Among the flood of refugees leaving Cuba in the wake of Fidel Castro's 1959 seizure of power were the residents of two U.S. company towns, expats who had been living like aristocrats in the eastern province of Oriente. Brought in to run the U.S.-owned nickel mine and the cane fields of United Fruit Company, the men of Nicaro and Preston overstayed their welcome, as one United Fruit executive realizes when he discovers his workers have set the cane on fire and fled ahead of the harvest. The rest of Rachel Kushner's temperamental historical debut Telex from Cuba doesn't contain enough mood-setting to distract from the towns' ignominious end, as foreshadowed in that cloud.

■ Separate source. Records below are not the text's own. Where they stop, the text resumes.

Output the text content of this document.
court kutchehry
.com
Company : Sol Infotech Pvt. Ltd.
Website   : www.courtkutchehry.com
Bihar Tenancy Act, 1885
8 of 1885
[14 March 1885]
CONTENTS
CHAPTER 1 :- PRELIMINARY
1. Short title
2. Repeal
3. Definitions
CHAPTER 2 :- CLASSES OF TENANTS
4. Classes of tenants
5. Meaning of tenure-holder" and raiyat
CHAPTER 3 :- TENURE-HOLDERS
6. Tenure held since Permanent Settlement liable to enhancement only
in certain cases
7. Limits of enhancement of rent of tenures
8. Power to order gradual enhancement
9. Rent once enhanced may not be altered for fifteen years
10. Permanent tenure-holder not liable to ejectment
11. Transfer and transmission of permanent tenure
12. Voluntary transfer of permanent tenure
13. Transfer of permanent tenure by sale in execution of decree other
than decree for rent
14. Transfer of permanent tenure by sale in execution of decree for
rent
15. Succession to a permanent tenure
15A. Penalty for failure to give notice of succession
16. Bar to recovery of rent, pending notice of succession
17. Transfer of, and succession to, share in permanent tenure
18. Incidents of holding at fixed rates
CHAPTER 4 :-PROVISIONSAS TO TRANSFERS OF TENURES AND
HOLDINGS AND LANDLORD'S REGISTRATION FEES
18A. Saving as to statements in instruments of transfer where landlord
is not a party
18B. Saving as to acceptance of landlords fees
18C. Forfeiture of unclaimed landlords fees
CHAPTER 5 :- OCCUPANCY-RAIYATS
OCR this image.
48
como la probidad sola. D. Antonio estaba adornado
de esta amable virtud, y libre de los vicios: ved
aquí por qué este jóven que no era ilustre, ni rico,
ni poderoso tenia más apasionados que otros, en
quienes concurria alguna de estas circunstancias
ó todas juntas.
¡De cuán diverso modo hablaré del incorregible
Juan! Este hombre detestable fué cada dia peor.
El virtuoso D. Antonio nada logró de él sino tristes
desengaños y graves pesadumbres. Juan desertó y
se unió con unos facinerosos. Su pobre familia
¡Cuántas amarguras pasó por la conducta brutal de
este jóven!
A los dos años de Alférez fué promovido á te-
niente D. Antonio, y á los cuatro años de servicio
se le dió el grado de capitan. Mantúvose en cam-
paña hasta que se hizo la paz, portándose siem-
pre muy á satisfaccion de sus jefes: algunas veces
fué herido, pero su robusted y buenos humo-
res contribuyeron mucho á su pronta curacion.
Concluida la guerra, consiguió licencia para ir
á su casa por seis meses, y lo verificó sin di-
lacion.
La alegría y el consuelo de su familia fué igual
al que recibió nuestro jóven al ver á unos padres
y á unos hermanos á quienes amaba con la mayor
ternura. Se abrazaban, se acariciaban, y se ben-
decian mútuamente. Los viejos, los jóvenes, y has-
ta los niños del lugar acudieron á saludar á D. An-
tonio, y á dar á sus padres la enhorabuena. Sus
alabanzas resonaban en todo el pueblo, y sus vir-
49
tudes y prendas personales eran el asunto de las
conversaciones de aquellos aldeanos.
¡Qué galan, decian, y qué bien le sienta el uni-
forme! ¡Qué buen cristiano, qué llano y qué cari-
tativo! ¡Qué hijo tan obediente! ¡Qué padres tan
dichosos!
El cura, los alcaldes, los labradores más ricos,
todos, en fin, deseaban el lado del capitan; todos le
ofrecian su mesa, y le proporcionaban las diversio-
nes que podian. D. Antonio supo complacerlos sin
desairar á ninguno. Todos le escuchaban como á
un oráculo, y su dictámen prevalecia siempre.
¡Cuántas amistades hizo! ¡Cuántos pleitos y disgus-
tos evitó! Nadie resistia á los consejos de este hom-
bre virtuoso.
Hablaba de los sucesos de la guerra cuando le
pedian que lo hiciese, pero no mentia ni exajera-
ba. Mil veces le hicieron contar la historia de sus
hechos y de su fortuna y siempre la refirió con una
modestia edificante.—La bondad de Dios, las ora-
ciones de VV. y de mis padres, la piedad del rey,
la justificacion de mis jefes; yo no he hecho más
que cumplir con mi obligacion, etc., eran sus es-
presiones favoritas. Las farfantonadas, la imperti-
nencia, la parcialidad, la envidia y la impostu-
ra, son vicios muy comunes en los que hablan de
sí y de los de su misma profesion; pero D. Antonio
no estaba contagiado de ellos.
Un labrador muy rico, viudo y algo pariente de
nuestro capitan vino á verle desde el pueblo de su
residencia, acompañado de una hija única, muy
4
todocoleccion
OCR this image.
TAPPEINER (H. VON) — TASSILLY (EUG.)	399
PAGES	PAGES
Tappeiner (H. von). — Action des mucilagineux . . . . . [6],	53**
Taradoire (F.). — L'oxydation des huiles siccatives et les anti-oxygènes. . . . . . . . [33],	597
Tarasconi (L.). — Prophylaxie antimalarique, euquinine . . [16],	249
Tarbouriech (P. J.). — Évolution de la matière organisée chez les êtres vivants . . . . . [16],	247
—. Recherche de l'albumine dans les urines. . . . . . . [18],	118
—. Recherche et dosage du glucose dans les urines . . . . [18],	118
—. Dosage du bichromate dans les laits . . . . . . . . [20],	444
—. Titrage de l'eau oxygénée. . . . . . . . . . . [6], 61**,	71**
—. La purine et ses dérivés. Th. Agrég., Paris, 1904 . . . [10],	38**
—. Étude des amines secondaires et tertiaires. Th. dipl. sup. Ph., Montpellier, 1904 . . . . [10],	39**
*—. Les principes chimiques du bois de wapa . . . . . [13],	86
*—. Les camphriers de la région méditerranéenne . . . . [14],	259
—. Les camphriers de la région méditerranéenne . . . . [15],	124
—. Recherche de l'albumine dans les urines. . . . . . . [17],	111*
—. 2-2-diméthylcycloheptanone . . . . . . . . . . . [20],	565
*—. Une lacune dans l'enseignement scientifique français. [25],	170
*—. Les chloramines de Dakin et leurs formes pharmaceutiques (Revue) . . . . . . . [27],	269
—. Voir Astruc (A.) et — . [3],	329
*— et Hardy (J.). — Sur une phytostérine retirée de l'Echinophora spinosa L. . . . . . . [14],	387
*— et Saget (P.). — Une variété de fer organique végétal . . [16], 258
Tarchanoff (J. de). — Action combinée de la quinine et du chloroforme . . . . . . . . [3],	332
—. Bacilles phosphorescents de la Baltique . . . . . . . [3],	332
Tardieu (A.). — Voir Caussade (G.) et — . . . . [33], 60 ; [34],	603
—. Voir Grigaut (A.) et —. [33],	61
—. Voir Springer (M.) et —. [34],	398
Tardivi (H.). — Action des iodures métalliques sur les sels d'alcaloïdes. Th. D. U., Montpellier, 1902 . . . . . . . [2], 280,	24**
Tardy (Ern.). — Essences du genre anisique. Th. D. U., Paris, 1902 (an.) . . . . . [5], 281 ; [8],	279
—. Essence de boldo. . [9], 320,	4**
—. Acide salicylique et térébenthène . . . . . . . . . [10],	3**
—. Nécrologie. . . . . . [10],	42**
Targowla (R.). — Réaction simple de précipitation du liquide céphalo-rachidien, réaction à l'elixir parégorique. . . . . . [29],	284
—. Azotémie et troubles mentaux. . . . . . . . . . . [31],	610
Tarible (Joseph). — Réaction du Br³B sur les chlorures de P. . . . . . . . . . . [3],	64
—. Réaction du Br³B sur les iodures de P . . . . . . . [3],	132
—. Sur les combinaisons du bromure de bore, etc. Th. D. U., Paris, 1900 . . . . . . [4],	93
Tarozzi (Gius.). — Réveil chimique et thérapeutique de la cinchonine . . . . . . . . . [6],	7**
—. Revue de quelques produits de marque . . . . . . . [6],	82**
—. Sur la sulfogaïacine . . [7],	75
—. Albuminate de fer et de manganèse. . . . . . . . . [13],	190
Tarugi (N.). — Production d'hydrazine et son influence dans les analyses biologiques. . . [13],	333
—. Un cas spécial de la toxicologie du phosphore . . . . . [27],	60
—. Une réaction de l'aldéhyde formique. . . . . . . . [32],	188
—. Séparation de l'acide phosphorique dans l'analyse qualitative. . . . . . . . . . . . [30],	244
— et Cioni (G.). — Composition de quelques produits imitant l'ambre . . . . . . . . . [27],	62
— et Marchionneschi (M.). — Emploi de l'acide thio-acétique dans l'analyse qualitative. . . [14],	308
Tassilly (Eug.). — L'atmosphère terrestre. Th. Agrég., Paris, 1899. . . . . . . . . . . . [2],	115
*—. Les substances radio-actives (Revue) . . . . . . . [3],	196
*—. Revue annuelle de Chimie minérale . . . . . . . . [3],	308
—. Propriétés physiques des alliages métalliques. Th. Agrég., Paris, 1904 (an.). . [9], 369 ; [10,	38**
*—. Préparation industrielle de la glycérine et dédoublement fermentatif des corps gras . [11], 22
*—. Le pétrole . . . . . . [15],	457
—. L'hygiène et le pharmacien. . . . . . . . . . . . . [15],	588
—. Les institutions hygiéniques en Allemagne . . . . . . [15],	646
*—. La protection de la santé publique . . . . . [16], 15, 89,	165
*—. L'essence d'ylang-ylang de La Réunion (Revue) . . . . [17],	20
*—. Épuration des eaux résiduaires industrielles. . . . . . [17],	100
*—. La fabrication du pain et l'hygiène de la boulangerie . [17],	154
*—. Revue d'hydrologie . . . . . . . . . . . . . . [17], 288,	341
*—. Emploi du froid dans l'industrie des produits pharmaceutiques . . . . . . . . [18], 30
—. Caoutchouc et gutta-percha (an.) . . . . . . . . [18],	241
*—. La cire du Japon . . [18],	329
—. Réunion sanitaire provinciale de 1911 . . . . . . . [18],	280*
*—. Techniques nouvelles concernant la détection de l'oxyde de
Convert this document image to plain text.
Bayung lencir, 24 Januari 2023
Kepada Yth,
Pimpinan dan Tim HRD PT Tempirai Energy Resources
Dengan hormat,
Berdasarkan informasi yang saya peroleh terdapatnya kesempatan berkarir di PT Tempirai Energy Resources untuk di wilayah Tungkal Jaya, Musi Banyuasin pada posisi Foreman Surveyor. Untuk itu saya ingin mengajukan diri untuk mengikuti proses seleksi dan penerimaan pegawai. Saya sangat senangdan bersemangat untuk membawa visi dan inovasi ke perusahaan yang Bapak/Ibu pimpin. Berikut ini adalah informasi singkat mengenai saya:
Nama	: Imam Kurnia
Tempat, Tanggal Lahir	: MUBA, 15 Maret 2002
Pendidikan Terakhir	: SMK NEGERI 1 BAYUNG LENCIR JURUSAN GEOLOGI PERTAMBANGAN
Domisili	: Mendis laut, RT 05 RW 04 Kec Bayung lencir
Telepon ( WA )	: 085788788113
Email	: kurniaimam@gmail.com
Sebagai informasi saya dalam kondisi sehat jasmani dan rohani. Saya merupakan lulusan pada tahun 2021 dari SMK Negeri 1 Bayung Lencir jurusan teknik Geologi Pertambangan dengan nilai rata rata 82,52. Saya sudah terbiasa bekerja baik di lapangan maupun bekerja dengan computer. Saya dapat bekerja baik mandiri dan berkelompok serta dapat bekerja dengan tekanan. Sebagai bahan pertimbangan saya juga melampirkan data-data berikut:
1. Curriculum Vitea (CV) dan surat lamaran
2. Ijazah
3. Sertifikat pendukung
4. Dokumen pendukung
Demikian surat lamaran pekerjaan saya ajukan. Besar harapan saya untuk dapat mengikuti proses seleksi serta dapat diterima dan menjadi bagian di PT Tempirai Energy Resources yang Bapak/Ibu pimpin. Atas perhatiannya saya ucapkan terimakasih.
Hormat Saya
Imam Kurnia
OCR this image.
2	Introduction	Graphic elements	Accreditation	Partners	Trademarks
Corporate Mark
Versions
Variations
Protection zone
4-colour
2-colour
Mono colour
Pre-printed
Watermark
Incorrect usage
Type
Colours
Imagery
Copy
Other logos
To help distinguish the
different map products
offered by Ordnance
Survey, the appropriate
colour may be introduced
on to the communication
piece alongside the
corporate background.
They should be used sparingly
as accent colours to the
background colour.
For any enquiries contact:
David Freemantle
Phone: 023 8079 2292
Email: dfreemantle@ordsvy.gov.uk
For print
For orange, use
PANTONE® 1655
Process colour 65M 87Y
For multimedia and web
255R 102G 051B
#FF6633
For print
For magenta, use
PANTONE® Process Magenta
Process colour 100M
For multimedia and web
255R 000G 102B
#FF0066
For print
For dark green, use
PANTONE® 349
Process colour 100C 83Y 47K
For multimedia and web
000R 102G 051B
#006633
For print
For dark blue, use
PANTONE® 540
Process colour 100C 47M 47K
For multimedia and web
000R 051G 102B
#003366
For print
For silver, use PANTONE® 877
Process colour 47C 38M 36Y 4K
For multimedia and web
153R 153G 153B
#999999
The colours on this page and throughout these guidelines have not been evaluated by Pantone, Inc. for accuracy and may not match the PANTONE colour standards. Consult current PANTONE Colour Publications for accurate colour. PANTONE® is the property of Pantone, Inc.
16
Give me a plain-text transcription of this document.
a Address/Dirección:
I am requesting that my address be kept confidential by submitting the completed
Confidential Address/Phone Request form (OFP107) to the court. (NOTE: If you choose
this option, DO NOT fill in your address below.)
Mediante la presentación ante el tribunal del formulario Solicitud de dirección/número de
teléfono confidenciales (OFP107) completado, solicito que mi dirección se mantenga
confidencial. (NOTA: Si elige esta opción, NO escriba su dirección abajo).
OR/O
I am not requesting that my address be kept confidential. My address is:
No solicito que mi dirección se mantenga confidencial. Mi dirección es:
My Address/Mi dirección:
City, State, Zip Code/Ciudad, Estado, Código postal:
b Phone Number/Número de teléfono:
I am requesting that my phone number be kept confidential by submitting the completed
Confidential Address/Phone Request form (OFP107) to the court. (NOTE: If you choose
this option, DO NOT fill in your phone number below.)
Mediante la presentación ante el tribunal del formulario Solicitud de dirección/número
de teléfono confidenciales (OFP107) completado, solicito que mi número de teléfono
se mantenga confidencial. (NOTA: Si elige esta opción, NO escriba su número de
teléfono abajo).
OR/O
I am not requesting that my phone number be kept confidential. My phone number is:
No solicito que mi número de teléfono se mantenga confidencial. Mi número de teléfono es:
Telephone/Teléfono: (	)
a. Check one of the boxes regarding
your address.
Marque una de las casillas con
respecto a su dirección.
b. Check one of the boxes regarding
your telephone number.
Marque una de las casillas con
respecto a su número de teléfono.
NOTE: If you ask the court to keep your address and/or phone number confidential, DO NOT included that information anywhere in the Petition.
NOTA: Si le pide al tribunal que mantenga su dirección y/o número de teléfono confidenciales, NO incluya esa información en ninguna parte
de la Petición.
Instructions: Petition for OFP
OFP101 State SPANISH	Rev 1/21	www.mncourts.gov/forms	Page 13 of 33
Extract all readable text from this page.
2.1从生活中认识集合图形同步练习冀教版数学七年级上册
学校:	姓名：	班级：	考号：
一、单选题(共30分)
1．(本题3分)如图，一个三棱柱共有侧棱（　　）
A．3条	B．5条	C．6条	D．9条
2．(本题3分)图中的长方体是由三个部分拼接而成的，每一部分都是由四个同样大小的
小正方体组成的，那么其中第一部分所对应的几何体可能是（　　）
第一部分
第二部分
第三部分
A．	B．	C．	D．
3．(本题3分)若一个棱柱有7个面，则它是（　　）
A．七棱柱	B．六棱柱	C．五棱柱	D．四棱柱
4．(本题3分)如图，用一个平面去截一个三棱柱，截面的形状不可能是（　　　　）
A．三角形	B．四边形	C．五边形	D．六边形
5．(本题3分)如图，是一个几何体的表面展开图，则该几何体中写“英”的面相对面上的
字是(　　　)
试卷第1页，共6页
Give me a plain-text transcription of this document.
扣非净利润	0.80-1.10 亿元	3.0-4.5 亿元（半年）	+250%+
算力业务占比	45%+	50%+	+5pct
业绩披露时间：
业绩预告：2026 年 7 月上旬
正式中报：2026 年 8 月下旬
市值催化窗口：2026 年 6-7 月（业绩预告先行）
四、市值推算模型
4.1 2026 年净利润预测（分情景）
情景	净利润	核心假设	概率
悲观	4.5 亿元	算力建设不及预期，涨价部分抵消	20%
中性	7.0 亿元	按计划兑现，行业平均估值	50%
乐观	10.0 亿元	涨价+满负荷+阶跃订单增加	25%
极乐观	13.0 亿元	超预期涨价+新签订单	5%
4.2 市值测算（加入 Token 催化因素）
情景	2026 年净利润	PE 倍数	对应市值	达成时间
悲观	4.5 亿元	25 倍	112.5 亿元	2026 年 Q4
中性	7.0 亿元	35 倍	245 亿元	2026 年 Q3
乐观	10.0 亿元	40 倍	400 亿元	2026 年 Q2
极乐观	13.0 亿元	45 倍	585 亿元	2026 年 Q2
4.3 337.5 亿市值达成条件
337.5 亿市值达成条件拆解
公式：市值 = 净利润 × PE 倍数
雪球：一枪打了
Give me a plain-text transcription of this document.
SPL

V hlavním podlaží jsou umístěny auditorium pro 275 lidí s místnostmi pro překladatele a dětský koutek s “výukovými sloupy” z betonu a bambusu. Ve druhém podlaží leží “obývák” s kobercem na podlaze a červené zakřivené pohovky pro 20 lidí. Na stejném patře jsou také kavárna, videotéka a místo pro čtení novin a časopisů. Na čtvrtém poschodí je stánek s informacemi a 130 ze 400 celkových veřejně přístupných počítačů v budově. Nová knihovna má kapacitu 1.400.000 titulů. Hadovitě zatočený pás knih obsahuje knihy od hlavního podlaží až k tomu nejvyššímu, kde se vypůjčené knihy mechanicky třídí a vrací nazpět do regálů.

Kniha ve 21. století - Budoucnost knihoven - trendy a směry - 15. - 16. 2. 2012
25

While native Cubans toil six days a week, the plant supervisors and their wives drink cocktails and complain about the appliances they were promised for their homes, and the native foods their servants cook. K.C., who was born in the United Fruit company hospital, struggles to understand why his family never mixes with the poorer farmers; his older brother will resolve this internal dilemma by running off to fight alongside the Castros in the mountains. Everly, whose father moves the family to Nicaro for a lucrative job offer, becomes obsessed with her father's black Cuban errand boy and covets what she sees as his freedom to pass between worlds. Meanwhile, a French turncoat named La Mazière arrives in Havana hoping to smuggle arms to the revolutionaries like he does for dictators in Haiti and the Dominican Republic, but falls in love with a Polish-Cuban burlesque dancer named Rachel K who has the ear of current president Fulgencio Batista.

Advertisement

Kushner weaves her narrative around an ever-increasing quantity of voices, but this diverse approach turns cacophonous by the time a party scene explores the perspective of virtually every guest, in dizzying detail. Even without that multiplicity of voices, it's impossible to enjoy the depictions of idyllic town life given the insularity of the enclaves and the rapidly approaching turmoil. Clearly the only reason these Americans aren't fiddling while Rome burns is because it's too hot to pick up an instrument, with the children sensing the unrest their parents ignore. Telex From Cuba's assault on their character, while hardly unjustified, is so thorough that only the Havana lovers and profiteers seem sympathetic at the end; at least they can be honest with themselves.